There are times where I have to struggle to get involved in a book, even books I have been looking forward to or books I end up falling in love with (the first and third entries in the Emperor series spring to mind here.) This book was not one of those; it grabbed me from the moment I opened it and quickly became difficult for me to put down, which may have contributed to more than one excessively late night of reading. As I finished the book I tried to remember if I had ever heard of Bill Bryson before, I have a pretty good memory for this sort of thing, and I could not recall having heard of him before. This surprised me as Bryson is exactly the sort of writer I enjoy reading; sarcastic and a bit full of himself without coming off as an egotistical ass.
This book chronicles the author’s journey across Europe during the winter and spring of 1990. His travels begin with a thirty-hour bus ride from Oslo to Hammerfest, arguably the northernmost city in the world. The purpose of this visit, in the depths of winter, is to see the Aurora Borealis because, lets face it, that far north in January there is not going to be too much else going on. He then returns home to England and begins planning his trip which begins in Paris. Bryson spends the rest of the book traveling throughout Europe, visiting recognizable places such as Rome and Amsterdam, and more obscure destinations such as Sofia and Liechtenstein, even visiting Yugoslavia before the Serbians turned into dicks and decided that Croats and Bosnians were only good for target practice. The journey ends with the author sitting in an open-air taverna in Istanbul, gazing across the Bosphorus at Asia momentarily debating whether he should continue his travels or return to hearth and home.
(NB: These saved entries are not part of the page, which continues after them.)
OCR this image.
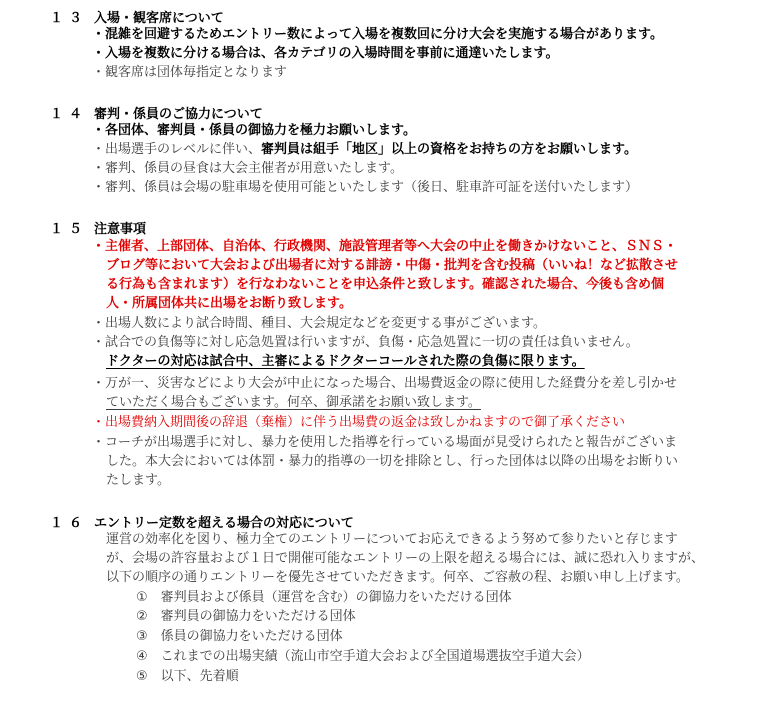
１３ 入場・観客席について
・混雑を回避するためエントリー数によって入場を複数回に分け大会を実施する場合があります。
・入場を複数に分ける場合は、各カテゴリの入場時間を事前に通達いたします。
・観客席は団体毎指定となります
１４ 審判・係員のご協力について
・各団体、審判員・係員の御協力を極力お願いします。
・出場選手のレベルに伴い、審判員は組手「地区」以上の資格をお持ちの方をお願いします。
・審判、係員の昼食は大会主催者が用意いたします。
・審判、係員は会場の駐車場を使用可能といたします（後日、駐車許可証を送付いたします）
１５ 注意事項
・主催者、上部団体、自治体、行政機関、施設管理者等へ大会の中止を働きかけないこと、ＳＮＳ・
ブログ等において大会および出場者に対する誹謗・中傷・批判を含む投稿（いいね！など拡散させ
る行為も含まれます）を行なわないことを申込条件と致します。確認された場合、今後も含め個
人・所属団体共に出場をお断り致します。
・出場人数により試合時間、種目、大会規定などを変更する事がございます。
・試合での負傷等に対し応急処置は行いますが、負傷・応急処置に一切の責任は負いません。
ドクターの対応は試合中、主審によるドクターコールされた際の負傷に限ります。
・万が一、災害などにより大会が中止になった場合、出場費返金の際に使用した経費分を差し引かせ
ていただく場合もございます。何卒、御承諾をお願い致します。
・出場費納入期間後の辞退（棄権）に伴う出場費の返金は致しかねますので御了承ください
・コーチが出場選手に対し、暴力を使用した指導を行っている場面が見受けられたと報告がございま
した。本大会においては体罰・暴力的指導の一切を排除とし、行った団体は以降の出場をお断りい
たします。
１６ エントリー定数を超える場合の対応について
運営の効率化を図り、極力全てのエントリーについてお応えできるよう努めて参りたいと存じます
が、会場の許容量および１日で開催可能なエントリーの上限を超える場合には、誠に恐れ入りますが、
以下の順序の通りエントリーを優先させていただきます。何卒、ご容赦の程、お願い申し上げます。
①　審判員および係員（運営を含む）の御協力をいただける団体
②　審判員の御協力をいただける団体
③　係員の御協力をいただける団体
④　これまでの出場実績（流山市空手道大会および全国道場選抜空手道大会）
⑤　以下、先着順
I picked up this book in a fit of searching for inspiration for a travel destination for later in the year, and if this is what you are looking for from this book then, as the kids say, your mileage may vary, however if you are just looking for a very enjoyable read, then this is the book for you. The very first thing I noticed about Bryson, besides the fact that he is insane enough to travel in Norway in January, is that he is unabashedly American despite having lived in Britain for the better part of twenty years, which is refreshing these days. The stereotype of boorish American tourist is such that when I have been traveling I have had friends advise me to try and “blend in” with the locals as much as possible, because a six-foot-three white guy can really disappear in a crowd in Japan and South Korea. (Apparently I did it so well in Scotland I was accused of being Canadian, eh.) The second thing I noticed, and this is what convinced me I need to read the rest of his books, is he has a very sarcastic wit to him that, if you know me at all, will know I appreciate. It seemed like every page had little gems on it which I wanted to share with you. In fact I was compiling a list until I ran into these paragraphs in the chapter about his visit to Austria wherein he encounters then-president Dr. Kurt Waldheim:
A lot of people aren’t sure of the difference between the offices of chancellor and president in Austria, but it’s quite simple. The chancellor decides national policy and runs the country, while the president rounds up the Jews.
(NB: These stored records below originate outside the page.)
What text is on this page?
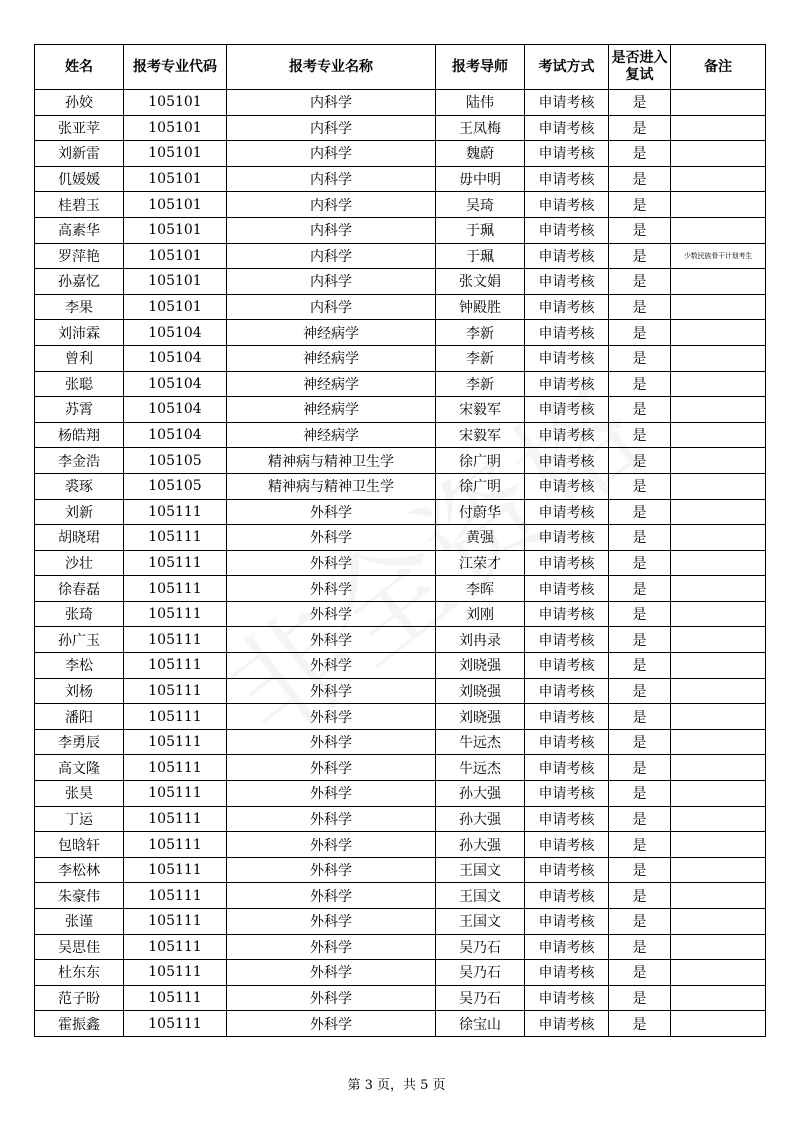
姓名	报考专业代码	报考专业名称	报考导师	考试方式	是否进入复试	备注
孙姣	105101	内科学	陆伟	申请考核	是	
张亚苹	105101	内科学	王凤梅	申请考核	是	
刘新雷	105101	内科学	魏蔚	申请考核	是	
仉媛媛	105101	内科学	毋中明	申请考核	是	
桂碧玉	105101	内科学	吴琦	申请考核	是	
高素华	105101	内科学	于珮	申请考核	是	
罗萍艳	105101	内科学	于珮	申请考核	是	少数民族骨干计划考生
孙嘉忆	105101	内科学	张文娟	申请考核	是	
李果	105101	内科学	钟殿胜	申请考核	是	
刘沛霖	105104	神经病学	李新	申请考核	是	
曾利	105104	神经病学	李新	申请考核	是	
张聪	105104	神经病学	李新	申请考核	是	
苏霄	105104	神经病学	宋毅军	申请考核	是	
杨皓翔	105104	神经病学	宋毅军	申请考核	是	
李金浩	105105	精神病与精神卫生学	徐广明	申请考核	是	
裘琢	105105	精神病与精神卫生学	徐广明	申请考核	是	
刘新	105111	外科学	付蔚华	申请考核	是	
胡晓珺	105111	外科学	黄强	申请考核	是	
沙壮	105111	外科学	江荣才	申请考核	是	
徐春磊	105111	外科学	李晖	申请考核	是	
张琦	105111	外科学	刘刚	申请考核	是	
孙广玉	105111	外科学	刘冉录	申请考核	是	
李松	105111	外科学	刘晓强	申请考核	是	
刘杨	105111	外科学	刘晓强	申请考核	是	
潘阳	105111	外科学	刘晓强	申请考核	是	
李勇辰	105111	外科学	牛远杰	申请考核	是	
高文隆	105111	外科学	牛远杰	申请考核	是	
张昊	105111	外科学	孙大强	申请考核	是	
丁运	105111	外科学	孙大强	申请考核	是	
包晗轩	105111	外科学	孙大强	申请考核	是	
李松林	105111	外科学	王国文	申请考核	是	
朱豪伟	105111	外科学	王国文	申请考核	是	
张谨	105111	外科学	王国文	申请考核	是	
吴思佳	105111	外科学	吴乃石	申请考核	是	
杜东东	105111	外科学	吴乃石	申请考核	是	
范子盼	105111	外科学	吴乃石	申请考核	是	
霍振鑫	105111	外科学	徐宝山	申请考核	是	
第 3 页，共 5 页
For readers unfamiliar with Waldheim’s “interesting” past Bryson quickly fills in a rough outline including the fact that Waldheim joined the Nazi Student Union two weeks after the declaration of Anschluss and rose to a rather high rank in the Nazi machine and supervised the removal of something on the order of 40,000 Jews from Thessaloniki. After filling the reader in Bryson then says:
Austrians should be proud of him and proud of themselves for having the courage to stand up to world opinion and elect a man of his caliber, overlooking the fact that he is a pathological liar, the he has been officially accused of war crimes, that he has a past so mired in mistruths that no one but he knows what he has done. It takes a special kind of people to stand behind a man like that.
“Damn,” I thought while reading that, “Way to tell ‘em Billy.” Then I paused for a moment and checked to make sure he was still talking about Austria and Waldheim.